Surging inflation in recent years prompted central banks, including the Bank of England, to raise interest rates. However, as price increases continue to moderate, pressure will slowly build for rates to come down to prevent the economy from slipping into recession.
Indeed, at its latest meeting the Bank of England held rates at 5.25% for the second month running. We believe this is a sign that the interest rate hiking cycle is probably over and rates are likely to be cut over the next 12 months or so. Investors should therefore start to consider companies that offer the potential for outperformance in a falling interest rate environment despite an uncertain economic outlook, given we believe valuations already price in those uncertainties.
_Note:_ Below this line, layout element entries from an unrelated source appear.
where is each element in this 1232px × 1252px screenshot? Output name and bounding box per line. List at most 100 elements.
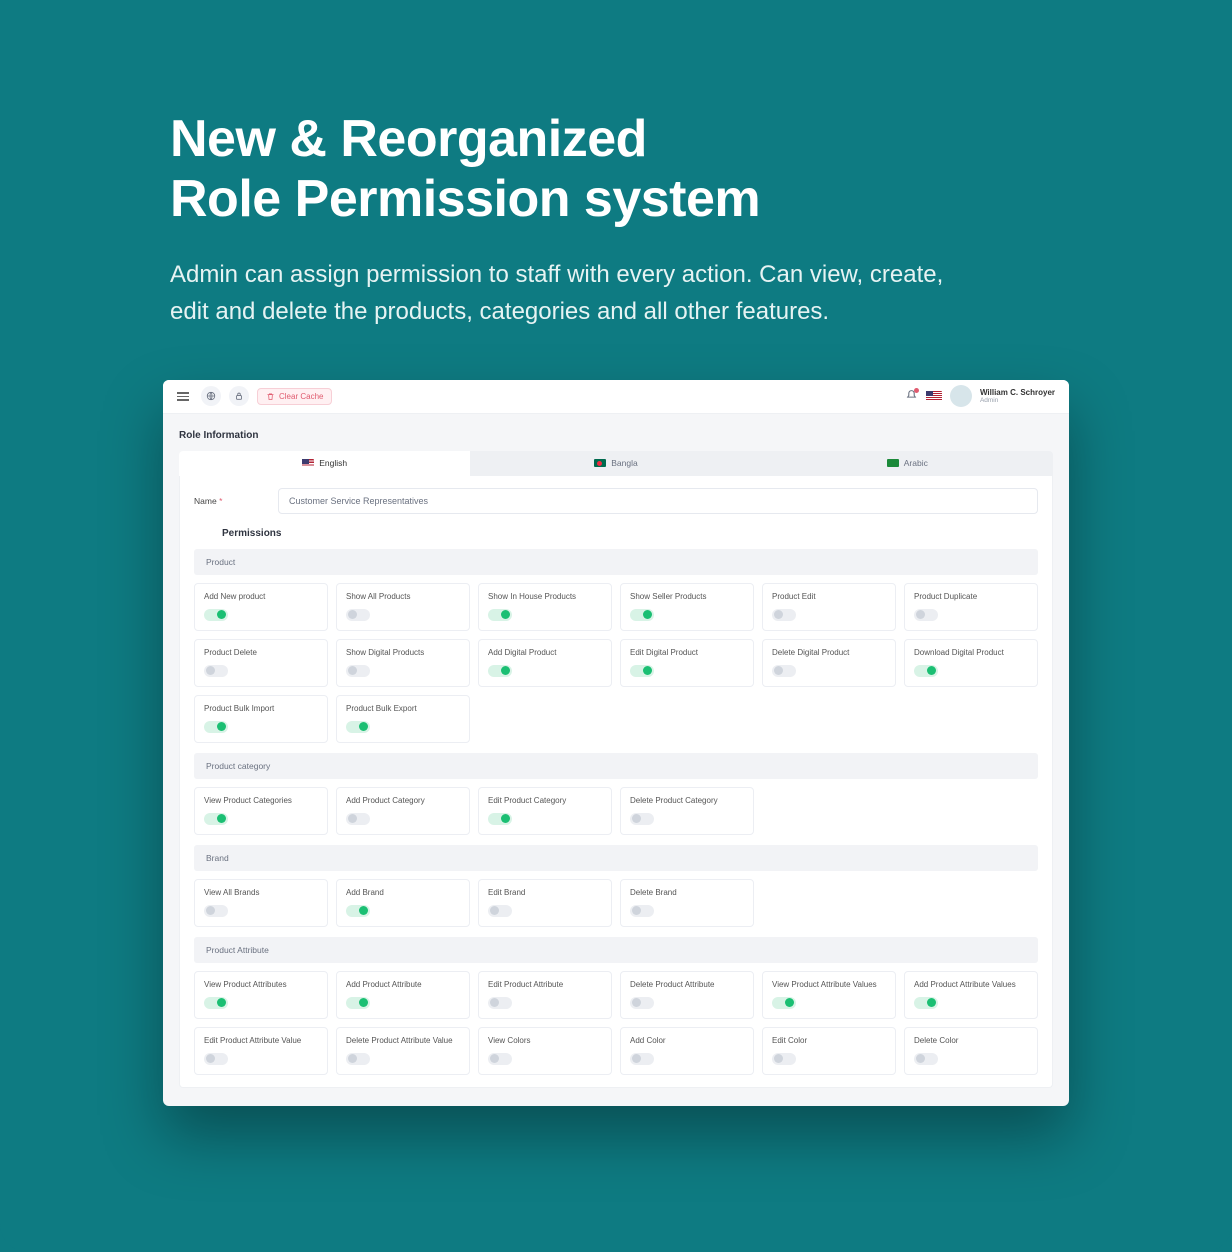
permission-card: Edit Product Attribute Value [194, 1027, 328, 1075]
permission-toggle[interactable] [488, 905, 512, 917]
permission-group-header: Product Attribute [194, 937, 1038, 963]
permission-label: Add Brand [346, 888, 460, 898]
toggle-knob [774, 1054, 783, 1063]
trash-icon [266, 392, 275, 401]
permission-toggle[interactable] [346, 905, 370, 917]
flag-us-icon[interactable] [926, 391, 942, 401]
user-name: William C. Schroyer [980, 389, 1055, 398]
permission-label: Add Product Attribute Values [914, 980, 1028, 990]
permission-toggle[interactable] [914, 609, 938, 621]
permission-card: Product Edit [762, 583, 896, 631]
permission-card: Add Brand [336, 879, 470, 927]
toggle-knob [348, 610, 357, 619]
permission-label: View Product Categories [204, 796, 318, 806]
permission-label: Edit Color [772, 1036, 886, 1046]
permission-toggle[interactable] [630, 609, 654, 621]
permission-card: View Colors [478, 1027, 612, 1075]
permission-toggle[interactable] [772, 665, 796, 677]
hero-title-line2: Role Permission system [170, 170, 760, 228]
role-name-input[interactable] [278, 488, 1038, 514]
permission-label: Product Duplicate [914, 592, 1028, 602]
permission-card: Product Bulk Export [336, 695, 470, 743]
permission-toggle[interactable] [630, 813, 654, 825]
permission-card: Edit Product Category [478, 787, 612, 835]
globe-button[interactable] [201, 386, 221, 406]
permission-toggle[interactable] [346, 721, 370, 733]
permission-card: Product Duplicate [904, 583, 1038, 631]
permission-toggle[interactable] [772, 997, 796, 1009]
permission-label: Product Edit [772, 592, 886, 602]
notifications-button[interactable] [905, 389, 918, 404]
permission-toggle[interactable] [204, 813, 228, 825]
permission-toggle[interactable] [914, 665, 938, 677]
permissions-title: Permissions [222, 528, 1038, 539]
permission-toggle[interactable] [488, 1053, 512, 1065]
permission-card: View All Brands [194, 879, 328, 927]
permission-card: View Product Categories [194, 787, 328, 835]
permission-toggle[interactable] [204, 997, 228, 1009]
toggle-knob [206, 666, 215, 675]
permission-card: Delete Product Category [620, 787, 754, 835]
permission-toggle[interactable] [630, 1053, 654, 1065]
toggle-knob [359, 722, 368, 731]
permission-label: Add Color [630, 1036, 744, 1046]
toggle-knob [916, 1054, 925, 1063]
permission-toggle[interactable] [772, 609, 796, 621]
permission-toggle[interactable] [630, 997, 654, 1009]
permission-label: Add Digital Product [488, 648, 602, 658]
avatar[interactable] [950, 385, 972, 407]
permission-toggle[interactable] [914, 997, 938, 1009]
lock-button[interactable] [229, 386, 249, 406]
permission-grid: View All BrandsAdd BrandEdit BrandDelete… [194, 879, 1038, 927]
permission-toggle[interactable] [204, 721, 228, 733]
permission-card: Add New product [194, 583, 328, 631]
toggle-knob [490, 998, 499, 1007]
permission-grid: View Product AttributesAdd Product Attri… [194, 971, 1038, 1075]
toggle-knob [217, 814, 226, 823]
name-label: Name * [194, 496, 264, 506]
toggle-knob [206, 1054, 215, 1063]
permission-toggle[interactable] [630, 665, 654, 677]
permission-toggle[interactable] [488, 997, 512, 1009]
permission-toggle[interactable] [346, 997, 370, 1009]
toggle-knob [348, 814, 357, 823]
toggle-knob [490, 1054, 499, 1063]
user-meta[interactable]: William C. Schroyer Admin [980, 389, 1055, 405]
tab-bangla[interactable]: Bangla [470, 451, 761, 476]
menu-icon[interactable] [177, 392, 189, 401]
permission-toggle[interactable] [488, 665, 512, 677]
tab-bangla-label: Bangla [611, 458, 637, 468]
permission-toggle[interactable] [346, 1053, 370, 1065]
clear-cache-button[interactable]: Clear Cache [257, 388, 332, 405]
permission-toggle[interactable] [488, 609, 512, 621]
toggle-knob [632, 906, 641, 915]
role-panel: Name * Permissions ProductAdd New produc… [179, 476, 1053, 1088]
permission-toggle[interactable] [346, 665, 370, 677]
toggle-knob [501, 814, 510, 823]
permission-toggle[interactable] [204, 665, 228, 677]
permission-label: Product Bulk Export [346, 704, 460, 714]
permission-toggle[interactable] [204, 905, 228, 917]
toggle-knob [359, 906, 368, 915]
permission-label: Edit Product Attribute [488, 980, 602, 990]
permission-toggle[interactable] [346, 813, 370, 825]
permission-toggle[interactable] [204, 1053, 228, 1065]
permission-toggle[interactable] [488, 813, 512, 825]
permission-card: Edit Product Attribute [478, 971, 612, 1019]
permission-toggle[interactable] [630, 905, 654, 917]
notification-dot [914, 388, 919, 393]
permission-card: Download Digital Product [904, 639, 1038, 687]
permission-toggle[interactable] [204, 609, 228, 621]
permission-card: Add Product Category [336, 787, 470, 835]
tab-arabic[interactable]: Arabic [762, 451, 1053, 476]
permission-card: Product Delete [194, 639, 328, 687]
permission-label: View Colors [488, 1036, 602, 1046]
permission-label: Delete Color [914, 1036, 1028, 1046]
toggle-knob [217, 998, 226, 1007]
permission-toggle[interactable] [346, 609, 370, 621]
permission-toggle[interactable] [772, 1053, 796, 1065]
permission-card: Show All Products [336, 583, 470, 631]
tab-english[interactable]: English [179, 451, 470, 476]
toggle-knob [217, 722, 226, 731]
permission-toggle[interactable] [914, 1053, 938, 1065]
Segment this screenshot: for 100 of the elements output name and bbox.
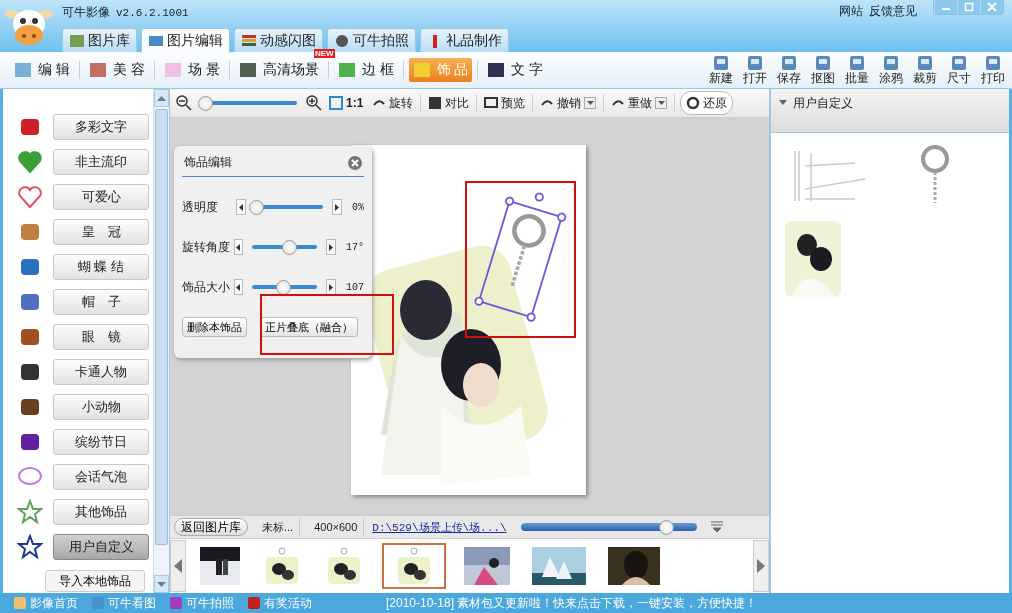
view-button[interactable]: 预览	[482, 92, 528, 114]
panel-button[interactable]: 正片叠底（融合）	[260, 317, 358, 337]
right-arrow-icon	[329, 283, 334, 291]
star-icon	[17, 498, 43, 525]
toolbar-button[interactable]: 裁剪	[910, 55, 940, 85]
main-tab[interactable]: 可牛拍照	[327, 28, 416, 52]
increase-button[interactable]	[331, 199, 342, 215]
category-button[interactable]: 用户自定义	[53, 533, 149, 560]
category-tab[interactable]: 编 辑	[10, 58, 74, 82]
dropdown-button[interactable]	[655, 97, 668, 109]
left-arrow-icon	[174, 559, 182, 573]
zoom-slider[interactable]	[197, 96, 213, 111]
category-button[interactable]: 蝴 蝶 结	[53, 253, 149, 280]
main-tab[interactable]: 动感闪图	[234, 28, 323, 52]
dropdown-button[interactable]	[584, 97, 597, 109]
close-icon[interactable]	[348, 155, 362, 170]
scrollbar[interactable]	[153, 89, 169, 593]
decrease-button[interactable]	[233, 239, 244, 255]
fit-icon	[329, 96, 343, 110]
category-button[interactable]: 多彩文字	[53, 113, 149, 140]
category-button[interactable]: 其他饰品	[53, 498, 149, 525]
heart-icon	[17, 148, 43, 175]
toolbar-button[interactable]: 保存	[774, 55, 804, 85]
toolbar-button[interactable]: 打印	[978, 55, 1008, 85]
view-button[interactable]: 重做	[609, 92, 670, 114]
view-button[interactable]: 1:1	[327, 92, 366, 114]
toolbar-button[interactable]: 打开	[740, 55, 770, 85]
left-arrow-icon	[236, 283, 241, 291]
restore-icon	[686, 96, 701, 110]
toolbar-button[interactable]: 批量	[842, 55, 872, 85]
filename-text: 未标...	[256, 517, 301, 537]
stripes-icon	[241, 33, 257, 48]
category-tab[interactable]: 场 景	[159, 58, 224, 82]
category-tab[interactable]: 边 框	[333, 58, 398, 82]
right-arrow-icon	[334, 203, 339, 211]
increase-button[interactable]	[326, 279, 336, 295]
right-arrow-icon	[757, 559, 765, 573]
decrease-button[interactable]	[233, 279, 244, 295]
slider-thumb[interactable]	[248, 200, 264, 215]
heart-icon	[17, 183, 43, 210]
scroll-down-icon[interactable]	[157, 581, 166, 587]
compare-icon	[428, 96, 443, 110]
preview-icon	[484, 96, 499, 110]
slider-label: 饰品大小	[182, 278, 231, 296]
slider-value: 0%	[351, 201, 364, 213]
star-icon	[17, 533, 43, 560]
scroll-up-icon[interactable]	[157, 95, 166, 101]
header-link[interactable]: 网站	[839, 3, 863, 20]
slider-value: 107	[346, 281, 364, 293]
panel-button[interactable]: 删除本饰品	[182, 317, 247, 337]
category-button[interactable]: 皇 冠	[53, 218, 149, 245]
category-button[interactable]: 非主流印	[53, 148, 149, 175]
panel-title: 饰品编辑	[184, 154, 232, 171]
version-text: v2.6.2.1001	[116, 7, 189, 19]
decrease-button[interactable]	[235, 199, 246, 215]
back-button[interactable]: 返回图片库	[174, 518, 248, 536]
zoom-in-icon[interactable]	[306, 95, 322, 111]
menu-icon[interactable]	[710, 521, 723, 533]
main-tab[interactable]: 图片编辑	[141, 28, 230, 53]
collapse-arrow-icon[interactable]	[779, 100, 787, 105]
view-button[interactable]: 旋转	[370, 92, 416, 114]
panel-header[interactable]: 用户自定义	[771, 89, 1009, 133]
caret-icon	[586, 101, 594, 105]
main-tab[interactable]: 礼品制作	[420, 28, 509, 52]
import-button[interactable]: 导入本地饰品	[45, 570, 145, 592]
caret-icon	[657, 101, 665, 105]
category-tab[interactable]: 美 容	[84, 58, 149, 82]
view-button[interactable]: 还原	[680, 91, 734, 115]
zoom-out-icon[interactable]	[176, 95, 192, 111]
header-link[interactable]: 反馈意见	[869, 3, 917, 20]
category-button[interactable]: 可爱心	[53, 183, 149, 210]
toolbar-button[interactable]: 抠图	[808, 55, 838, 85]
toolbar-button[interactable]: 新建	[706, 55, 736, 85]
category-button[interactable]: 缤纷节日	[53, 428, 149, 455]
app-title: 可牛影像	[62, 4, 110, 21]
increase-button[interactable]	[326, 239, 336, 255]
file-path-link[interactable]: D:\529\场景上传\场...\	[372, 519, 507, 535]
category-tab[interactable]: 文 字	[483, 58, 548, 82]
slider-thumb[interactable]	[282, 240, 298, 255]
image-size-text: 400×600	[308, 517, 365, 537]
toolbar-button[interactable]: 尺寸	[944, 55, 974, 85]
category-button[interactable]: 眼 镜	[53, 323, 149, 350]
category-tab[interactable]: 高清场景	[234, 58, 323, 82]
main-tab[interactable]: 图片库	[62, 28, 137, 52]
panel-title: 用户自定义	[793, 95, 853, 112]
category-button[interactable]: 帽 子	[53, 288, 149, 315]
category-button[interactable]: 卡通人物	[53, 358, 149, 385]
scroll-left-button[interactable]	[170, 540, 186, 592]
thumbnail-size-slider[interactable]	[658, 520, 674, 535]
thumbnail[interactable]	[382, 543, 446, 589]
view-button[interactable]: 撤销	[538, 92, 599, 114]
slider-label: 透明度	[182, 198, 219, 216]
toolbar-button[interactable]: 涂鸦	[876, 55, 906, 85]
scroll-right-button[interactable]	[753, 540, 769, 592]
left-arrow-icon	[236, 243, 241, 251]
category-button[interactable]: 会话气泡	[53, 463, 149, 490]
slider-value: 17°	[346, 241, 364, 253]
slider-label: 旋转角度	[182, 238, 231, 256]
category-button[interactable]: 小动物	[53, 393, 149, 420]
view-button[interactable]: 对比	[426, 92, 472, 114]
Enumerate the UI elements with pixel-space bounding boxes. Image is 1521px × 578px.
There are some exciting high-dividend opportunities in the UK market that could benefit if interest rates are cut, that we hold within Henderson High Income Investment Trust:
Falling interest rates should be a strong driver for the housebuilding sector. More affordable mortgage rates, coupled with falling inflation driving real wage growth and relieving cost pressures, would typically fuel demand for housing. The housebuilding sector is also well-capitalised and is very unlikely to experience the kind of fire-sale observed during the Global Financial Crisis of 2008, which had a detrimental impact on house prices.
In this sector, we own Taylor Wimpey as we believe much of the economic bad news is already reflected in its share price. It has recently been trading at a 20% discount to its net asset value (NAV) – the value of the land and property held on its balance sheet – which we think represents good value. The company also has £860m of cash on the balance sheet as of year-end 2022, which means its 8.7% dividend yield should be sustainable even in more difficult times. In fact, the dividend has been stress tested by the company who believe it can still be funded up to a 20% fall in house prices and a 30% decline in sales volumes.
In the building materials sector, a fall in interest rates should help stimulate construction for both residential and commercial properties. Genuit is one of the leading providers of plastic piping systems for the residential, commercial and infrastructure sectors.
The company benefits from several structural tailwinds enforced by government regulation, while new management is restructuring the business to drive cost efficiencies and higher margins over the longer term. Further, Genuit has a an attractive balance sheet and a decent dividend yield of 4.3% with the potential to grow.
The commercial real estate sector also benefits from any cuts to interest rates, as it should lower the cost of capital and make development projects more value-accretive, i.e. generate greater profits. In this sector, we like self-storage, a structurally growing market in the UK with penetration rates significantly lower than in more mature markets such as the US and Australia. Businesses have recognised its value as a storage solution for logistics, adding to more traditional demand from home movers.
Big Yellow is a self-storage company with a powerful brand and high-quality estate focused on London and the South East. It recently raised money that will help fund the development of its existing pipeline of new facilities, which should generate good returns and underpin future earnings and dividend growth. However, its share price valuation currently sits at a 10-year low with a dividend yield close to 5%.
Finally, a drop in interest rates aligned with a corresponding fall in inflation should ease the pressure on consumer spending and benefit retailers. In this sector, fashion retailer Next is a high-quality company with a strong digital platform driving most of its profits.
Next’s platform draws on all its assets – stores, warehouses, delivery networks, systems, marketing and credit facilities – to create a powerful aggregation business. It sells hundreds of third-party clothing and homeware brands alongside its own merchandise in the UK and, increasingly, Europe. Its expert management team, attractive balance sheet and attractive valuation make it worthy of consideration, with the company repeatedly revising its earnings expectations upwards.